Acordei assustada dentro da banheira que estava com a água gelada. Comecei a tremer de frio enquanto saía e me enrolava no meu roupão, imaginando o que teria acontecido. Onde estava Alexander?

Olhei em volta e vi que tínhamos inundado todo o banheiro. Senti um pouco de vergonha e vazio enquanto lembrava os momentos íntimos que tive com Alexander. Aquele tinha sido um dos momentos mais importantes da minha vida – mas como sempre havia acontecido nos últimos 6 anos, em qualquer situação que fosse, acordei sozinha.

Com os olhos marejados, fui até a lavanderia e peguei o rodo – não queria que Rose se estabacasse inteira no chão por minha culpa.

Quando saí do banheiro dei de cara com um Alexander quieto, me olhando profundamente. Ele estava encostado na parede entre as portas do meu quarto e o de Rose.

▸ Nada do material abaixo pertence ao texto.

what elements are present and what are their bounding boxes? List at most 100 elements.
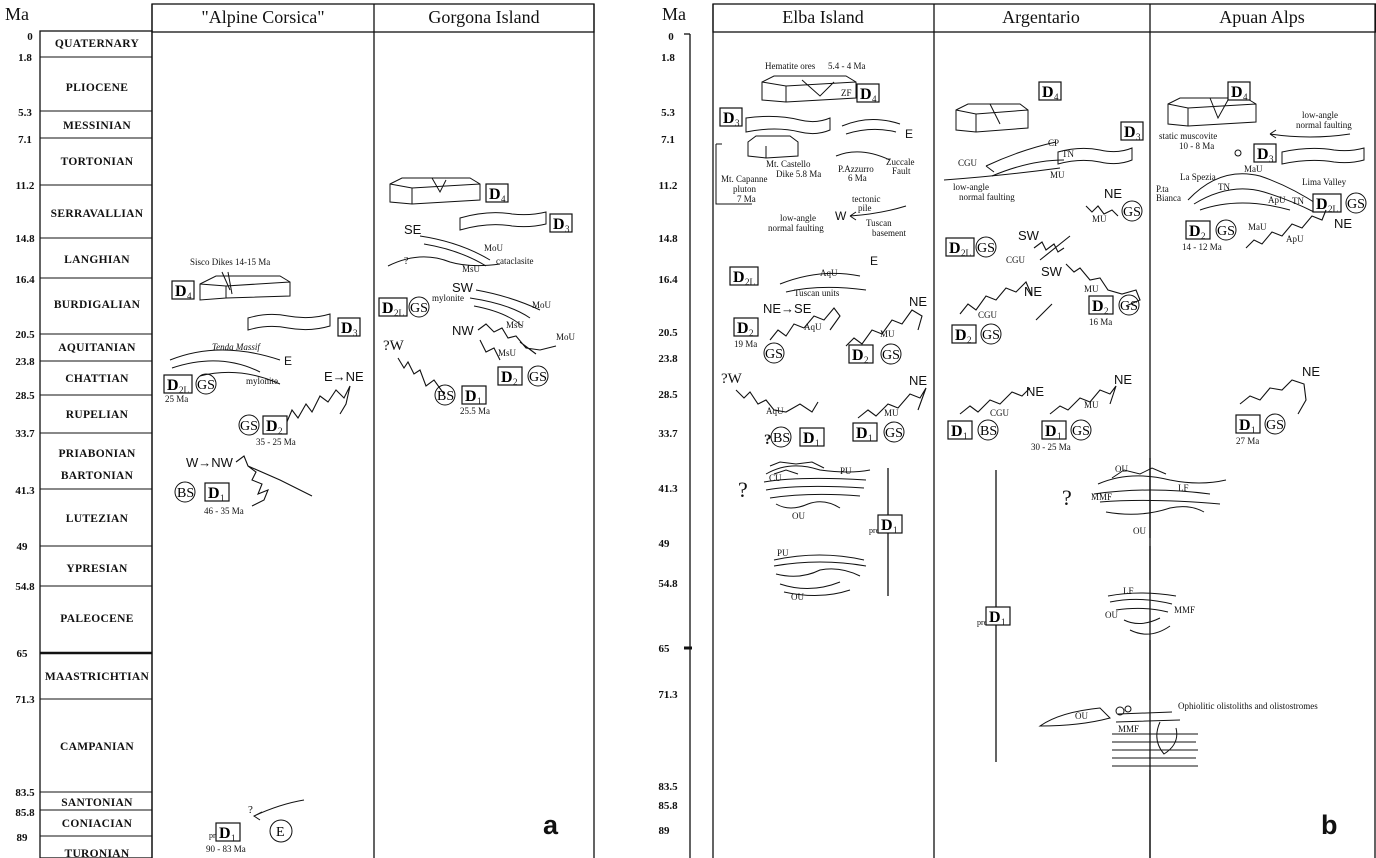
strata-lines: [1107, 592, 1177, 635]
folded-layer: [459, 211, 547, 231]
question-mark: ?: [248, 804, 253, 816]
fault-wiggle: [857, 387, 927, 419]
pred1-box: [215, 822, 241, 842]
fold-lines: [841, 119, 901, 135]
d3-sub: 3: [565, 224, 570, 234]
age-30-25: 30 - 25 Ma: [1031, 442, 1071, 452]
stage-label: PLIOCENE: [66, 82, 128, 94]
direction-w-nw: W→NW: [186, 455, 234, 470]
bs-label: BS: [980, 424, 997, 439]
tectonic-label: tectonic: [852, 194, 881, 204]
tuscan-label: Tuscan: [866, 218, 892, 228]
ou-label: OU: [1133, 526, 1146, 536]
fault-wiggle: [1245, 209, 1327, 249]
d2-sub: 2: [749, 328, 754, 338]
zf-label: ZF: [841, 88, 852, 98]
folded-layer: [1057, 147, 1133, 165]
d3-sub: 3: [1269, 154, 1274, 164]
d1-sub: 1: [963, 431, 968, 441]
d21-box: [1312, 193, 1342, 213]
d21-sub: 2L: [394, 308, 404, 318]
age-14-12: 14 - 12 Ma: [1182, 242, 1222, 252]
msu-label: MsU: [506, 320, 525, 330]
mou-label: MoU: [484, 243, 504, 253]
panel-b: Ma Elba Island Argentario Apuan Alps 0 1…: [658, 3, 1376, 858]
stage-boundaries: [40, 56, 152, 837]
d21-sub: 2L: [745, 277, 755, 287]
direction-ne: NE: [1334, 216, 1352, 231]
age-label: 7.1: [661, 134, 675, 146]
stage-label: LUTEZIAN: [66, 513, 129, 525]
age-label: 7.1: [18, 134, 32, 146]
e-circle: [269, 819, 293, 843]
direction-ne-se: NE→SE: [763, 301, 812, 316]
age-label: 23.8: [15, 356, 35, 368]
ma-header-a: Ma: [5, 4, 29, 24]
d21-label: D: [949, 240, 961, 257]
question-mark: ?: [404, 256, 409, 267]
gs-label: GS: [1266, 418, 1284, 433]
d2-box: [1088, 295, 1114, 315]
age-label: 71.3: [658, 689, 678, 701]
d1-label: D: [803, 430, 815, 447]
gs-circle: [1345, 192, 1367, 214]
d3-sub: 3: [1136, 132, 1141, 142]
d2-label: D: [955, 327, 967, 344]
age-labels-b: 0 1.8 5.3 7.1 11.2 14.8 16.4 20.5 23.8 2…: [658, 31, 678, 837]
direction-w: W: [835, 209, 847, 223]
capanne-bracket: [715, 143, 752, 205]
mau-label: MaU: [1248, 222, 1267, 232]
age-label: 0: [27, 31, 33, 43]
basement-label: basement: [872, 228, 906, 238]
olistolith: [1115, 706, 1125, 716]
d2-box: [951, 324, 977, 344]
d2-sub: 2: [864, 355, 869, 365]
stage-label: BURDIGALIAN: [54, 299, 141, 311]
age-90-83: 90 - 83 Ma: [206, 844, 246, 854]
age-label: 33.7: [658, 428, 678, 440]
gs-label: GS: [1123, 205, 1141, 220]
d4-label: D: [1231, 84, 1243, 101]
arrow: [253, 799, 305, 821]
stage-label: PALEOCENE: [60, 613, 133, 625]
tn-label: TN: [1062, 149, 1074, 159]
d21-label: D: [382, 300, 394, 317]
question-mark: ?: [1062, 485, 1072, 510]
stage-label: CONIACIAN: [62, 818, 133, 830]
age-16: 16 Ma: [1089, 317, 1112, 327]
age-label: 28.5: [15, 390, 35, 402]
fault-wiggle: [845, 309, 923, 347]
tn-label: TN: [1292, 196, 1304, 206]
gs-circle: [1215, 219, 1237, 241]
stage-label: QUATERNARY: [55, 38, 140, 50]
fault-wiggle: [959, 387, 1031, 415]
gs-label: GS: [882, 348, 900, 363]
gs-circle: [408, 296, 430, 318]
d2-sub: 2: [278, 426, 283, 436]
d1-box: [1235, 414, 1261, 434]
d21-sub: 2L: [961, 248, 971, 258]
column-header-apuan: Apuan Alps: [1219, 7, 1305, 27]
d21-box: [729, 266, 759, 286]
arrow: [849, 205, 907, 221]
gs-label: GS: [982, 328, 1000, 343]
mmf-label: MMF: [1091, 492, 1112, 502]
mu-label: MU: [884, 408, 899, 418]
age-25: 25 Ma: [165, 394, 188, 404]
gs-label: GS: [765, 347, 783, 362]
direction-sw: SW: [1041, 264, 1063, 279]
strata-lines: [1093, 467, 1227, 515]
question-mark: ?: [764, 432, 772, 448]
aqu-label: AqU: [820, 268, 838, 278]
shear-lines: [387, 235, 501, 267]
age-label: 11.2: [659, 180, 678, 192]
d4-label: D: [1042, 84, 1054, 101]
stage-labels: QUATERNARY PLIOCENE MESSINIAN TORTONIAN …: [45, 38, 149, 858]
elba-events: Hematite ores 5.4 - 4 Ma ZF D 4 D 3 E Mt…: [715, 61, 927, 602]
d1-sub: 1: [1057, 431, 1062, 441]
d1-box: [204, 482, 230, 502]
lf-label: LF: [1178, 483, 1189, 493]
stage-label: SERRAVALLIAN: [51, 208, 144, 220]
fault-wiggle: [1049, 385, 1117, 415]
gs-circle: [238, 414, 260, 436]
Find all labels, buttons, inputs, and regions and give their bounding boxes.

A vergonha varreu novamente meu interior e eu apertei a gola do meu roupão, como se precisasse me proteger.

Será que ele havia se arrependido? Ele nunca me deu qualquer sinal de que queria aquele tipo de coisa... eu que o beijei, eu que o fiz me agarrar... — os pensamentos eram incontroláveis na minha cabeça.

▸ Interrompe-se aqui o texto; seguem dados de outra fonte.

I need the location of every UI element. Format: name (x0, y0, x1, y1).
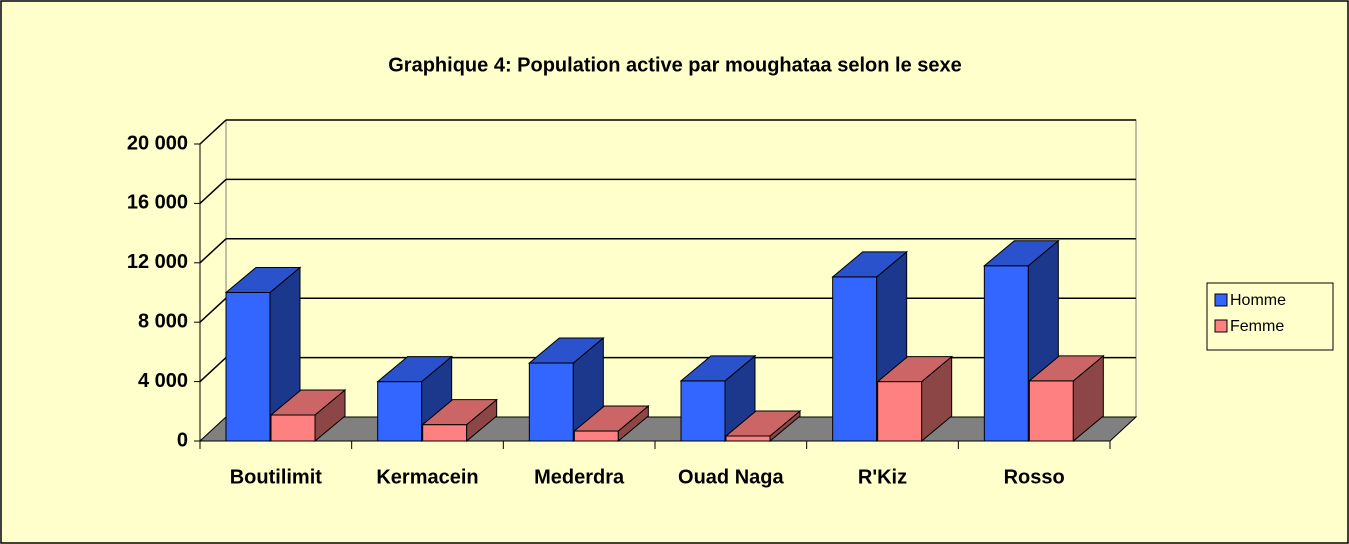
grid-line (199, 119, 227, 145)
x-tick-label: Rosso (1004, 466, 1065, 488)
y-tick-label: 0 (177, 429, 188, 451)
x-tick-label: Boutilimit (230, 466, 323, 488)
bar (377, 381, 423, 442)
grid-line (199, 178, 227, 204)
bar (680, 380, 726, 442)
bar (573, 430, 619, 442)
x-tick-label: Mederdra (534, 466, 625, 488)
y-tick-label: 12 000 (127, 251, 188, 273)
legend-label: Femme (1230, 318, 1284, 335)
x-tick-label: Kermacein (376, 466, 478, 488)
bar-top (724, 410, 802, 437)
bar (877, 381, 923, 442)
y-tick-label: 16 000 (127, 192, 188, 214)
grid-line (199, 297, 227, 323)
side-wall (199, 118, 227, 443)
grid-line (199, 357, 227, 383)
bar (528, 362, 574, 442)
bar (422, 424, 468, 442)
bar (1028, 380, 1074, 442)
bar-top (421, 399, 499, 426)
bar-top (831, 251, 909, 278)
bar (225, 292, 271, 442)
x-tick-label: Ouad Naga (678, 466, 784, 488)
y-tick-label: 4 000 (138, 370, 188, 392)
bar (832, 276, 878, 442)
bar-top (376, 356, 454, 383)
legend-box (1206, 282, 1334, 351)
bar (270, 414, 316, 442)
bar-top (269, 389, 347, 416)
legend-swatch (1214, 293, 1228, 307)
x-tick-label: R'Kiz (858, 466, 907, 488)
bar-top (572, 405, 650, 432)
grid-line (199, 238, 227, 264)
bar-top (224, 267, 302, 293)
bar (725, 435, 771, 442)
legend-label: Homme (1230, 292, 1286, 309)
bar-top (1027, 355, 1105, 382)
bar-top (679, 355, 757, 382)
legend-swatch (1214, 319, 1228, 333)
y-tick-label: 20 000 (127, 132, 188, 154)
bar (983, 265, 1029, 442)
bar-top (876, 356, 954, 383)
bar-top (527, 337, 605, 364)
chart-title: Graphique 4: Population active par mough… (388, 54, 962, 76)
y-tick-label: 8 000 (138, 310, 188, 332)
bar-top (982, 240, 1060, 267)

Eu passei por ele e entrei no quarto, fechando a porta atrás de mim, sentindo que as lágrimas já estavam caindo, quentes no meu rosto gelado.

Quem eu achava que era, para ser merecedora de qualquer coisa que fosse boa?

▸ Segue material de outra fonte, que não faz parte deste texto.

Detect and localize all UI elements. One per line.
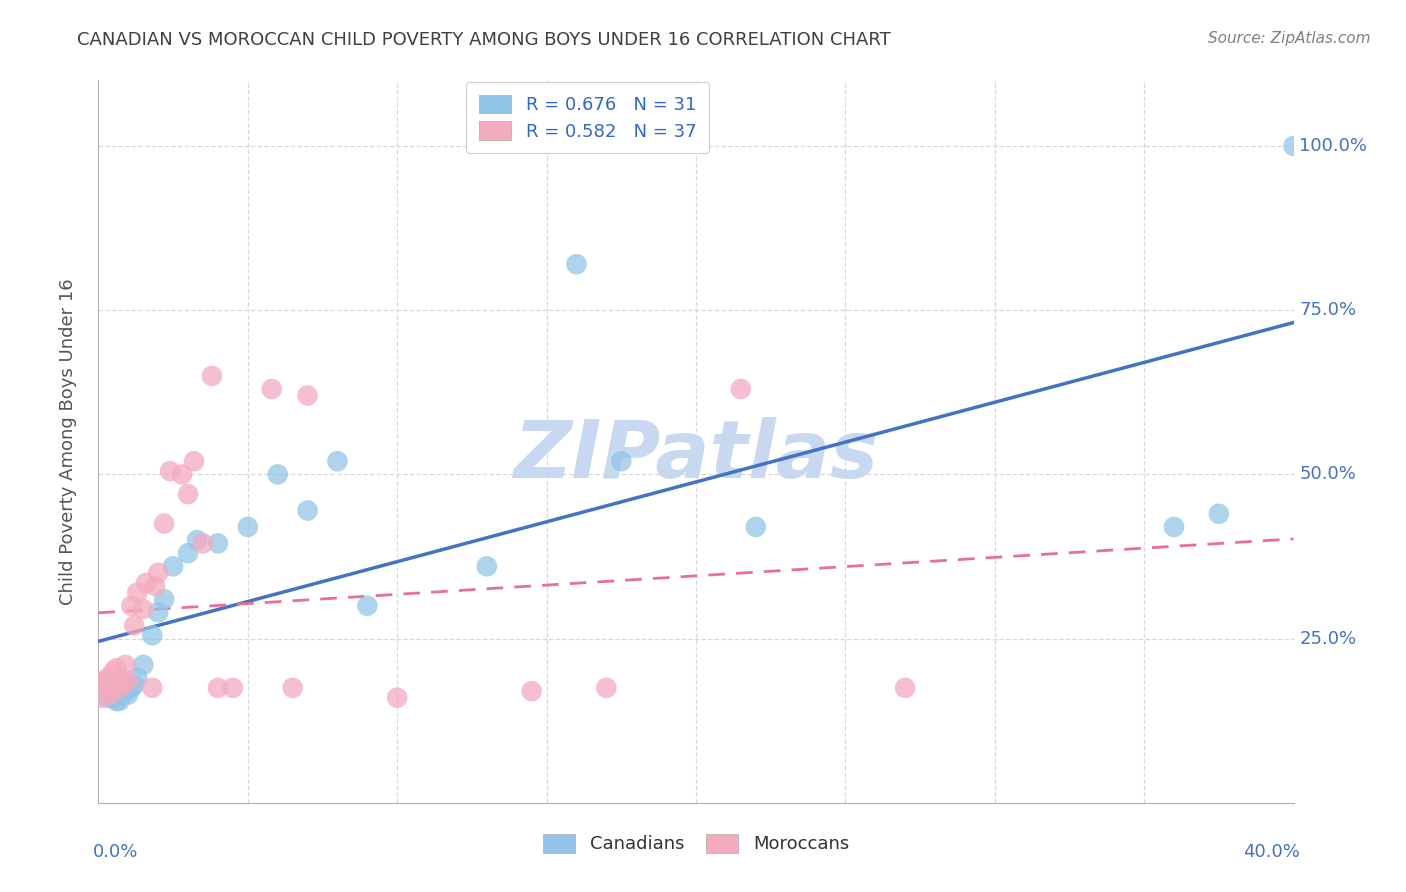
Point <box>148 605 170 619</box>
Point <box>745 520 768 534</box>
Point <box>96 671 118 685</box>
Point <box>117 674 139 689</box>
Text: 75.0%: 75.0% <box>1299 301 1357 319</box>
Point <box>111 687 134 701</box>
Point <box>114 684 136 698</box>
Point <box>117 687 139 701</box>
Point <box>127 671 149 685</box>
Point <box>207 536 229 550</box>
Point <box>1208 507 1230 521</box>
Point <box>98 687 122 701</box>
Point <box>222 681 245 695</box>
Point <box>162 559 184 574</box>
Point <box>177 546 200 560</box>
Point <box>186 533 208 547</box>
Text: 25.0%: 25.0% <box>1299 630 1357 648</box>
Point <box>475 559 498 574</box>
Point <box>124 677 146 691</box>
Text: CANADIAN VS MOROCCAN CHILD POVERTY AMONG BOYS UNDER 16 CORRELATION CHART: CANADIAN VS MOROCCAN CHILD POVERTY AMONG… <box>77 31 891 49</box>
Point <box>103 665 125 679</box>
Point <box>191 536 214 550</box>
Point <box>520 684 543 698</box>
Point <box>124 618 146 632</box>
Point <box>326 454 349 468</box>
Point <box>297 503 319 517</box>
Point <box>141 681 163 695</box>
Point <box>105 661 128 675</box>
Point <box>159 464 181 478</box>
Point <box>141 628 163 642</box>
Point <box>385 690 409 705</box>
Point <box>105 694 128 708</box>
Point <box>177 487 200 501</box>
Point <box>153 592 176 607</box>
Point <box>1282 139 1305 153</box>
Point <box>127 585 149 599</box>
Point <box>356 599 378 613</box>
Point <box>132 657 155 672</box>
Point <box>98 687 122 701</box>
Point <box>236 520 259 534</box>
Point <box>565 257 588 271</box>
Point <box>120 599 142 613</box>
Legend: Canadians, Moroccans: Canadians, Moroccans <box>530 822 862 866</box>
Text: Source: ZipAtlas.com: Source: ZipAtlas.com <box>1208 31 1371 46</box>
Point <box>894 681 917 695</box>
Point <box>730 382 752 396</box>
Point <box>120 681 142 695</box>
Point <box>111 674 134 689</box>
Point <box>183 454 205 468</box>
Point <box>96 690 118 705</box>
Point <box>148 566 170 580</box>
Point <box>103 690 125 705</box>
Point <box>93 674 115 689</box>
Y-axis label: Child Poverty Among Boys Under 16: Child Poverty Among Boys Under 16 <box>59 278 77 605</box>
Point <box>153 516 176 531</box>
Text: 0.0%: 0.0% <box>93 843 138 861</box>
Point <box>90 690 112 705</box>
Point <box>105 681 128 695</box>
Text: 50.0%: 50.0% <box>1299 466 1357 483</box>
Point <box>281 681 304 695</box>
Point <box>143 579 166 593</box>
Point <box>267 467 290 482</box>
Point <box>135 575 157 590</box>
Point <box>610 454 633 468</box>
Point <box>108 694 131 708</box>
Point <box>172 467 194 482</box>
Point <box>595 681 617 695</box>
Point <box>260 382 283 396</box>
Point <box>201 368 224 383</box>
Point <box>297 388 319 402</box>
Point <box>207 681 229 695</box>
Point <box>108 681 131 695</box>
Text: 40.0%: 40.0% <box>1243 843 1299 861</box>
Point <box>114 657 136 672</box>
Point <box>132 602 155 616</box>
Point <box>1163 520 1185 534</box>
Text: 100.0%: 100.0% <box>1299 137 1368 155</box>
Point <box>96 674 118 689</box>
Text: ZIPatlas: ZIPatlas <box>513 417 879 495</box>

Comecei a me trocar sem me importar realmente com o que estava colocando. Nenhuma roupa me servia bem pois elas ficavam extremamente largas. Ouvi a porta se abrir lentamente e observei, enquanto enfiava uma blusa pela cabeça, Alexander colocar a garrafinha térmica verde de antes e a latinha com alguns pãezinhos em cima da minha cama.

— Coma, ou então você vai ter um colapso — ele pegou um dos pães e enfiou na minha mão, esperando que eu desse uma mordida. Seu rosto estava duro como pedra, e não consegui captar qualquer emoção dele. Meu coração se apertou um pouco mais.

Senti todas as minhas antigas proteções se fecharem. Decidi que o melhor talvez fosse voltar a ser a mesma Charlie de sempre. Eu não viveria com nenhum arrependimento do que fizemos... por mais que eu quisesse que ele também não se arrependesse. Enfiei todo o pão na boca.

— Sabe — comecei a dizer com a boca cheia, parando um segundo para conseguir engolir — não é que eu não coma. É que normalmente o meu corpo expulsa a maior parte da comida. Mas apesar de parecer prestes a quebrar inteira com qualquer vento mais forte, eu sou resistente, tá?

Ele riu e abriu a garrafa, colocando o chá rosa na tampa para eu beber.

— Percebi como você é resistente... — disse com um sorriso sem vergonha no rosto e me ofereceu o copo.

— Vai se ferrar Alexander... — respondi, o aperto no coração dando uma aliviada considerável. Mas a armadura estava lá. Intacta. Ele, por outro lado, parecia ter voltado a ser o Alexander de sempre.

O que havia sido aquela falta de emoções que vi por alguns minutos em seu semblante? Será que ele tinha mesmo se arrependido?

Considerando o que ele havia falado, eu sabia que tinha sido bem resistente ao aguentar toda a sua força e o seu corpo forte. Ele chegou a quebrar algumas partes da borda da minha banheira – o que aliás, eu precisaria dar um jeito de arrumar antes que Daniela voltasse para casa, para não ter que explicar o que tinha rolado no banheiro.

Terminei o chá com um gole e entreguei para ele a tampa, aproveitando para pegar outro pão, enquanto ia buscar uma blusa de frio. Ele podia ser quente, mas eu ainda sentia muito mais frio do que o normal – culpa da falta de gordura corporal.